The latest investigations in Meta were the subject of months of wrangling between the DPC and the EDPB, with the EDPB briefing that the DPC was too lenient in its past dealings with tech companies headquartered in Ireland. For a background to this situation see this detailed article from Sept 2022 by Robert Bateman. 

The EDPB has since stated that it wishes to see new investigations conducted by the DPC spanning all of Facebook and Instagram’s processing operations. The DPC views this move as the EDPB purporting to instruct or to direct it to act – a clear attempt by the EPDB to exceed its authority.

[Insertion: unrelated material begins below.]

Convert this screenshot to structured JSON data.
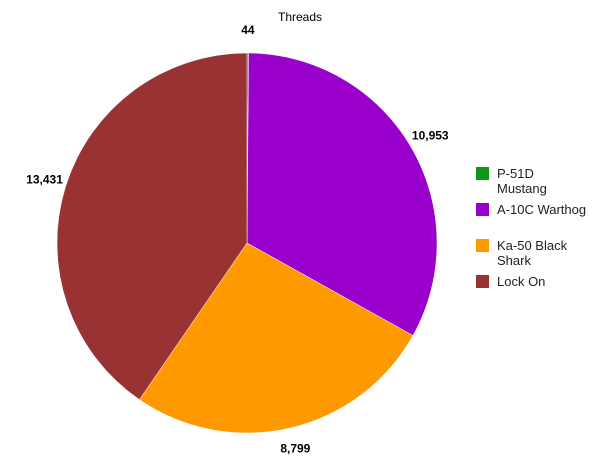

Another phrase that it could use to describe this situation is: overreach — it’s the phrase used by a former European Court of Justice Advocate General Michal Bobek, as we set out in over 2022 BEERG preview, and several other articles. BEERG has long argued that several data watchdogs were seeking to overreach their powers, it is fascinating to see that it is a member state watchdog which has decided to push back.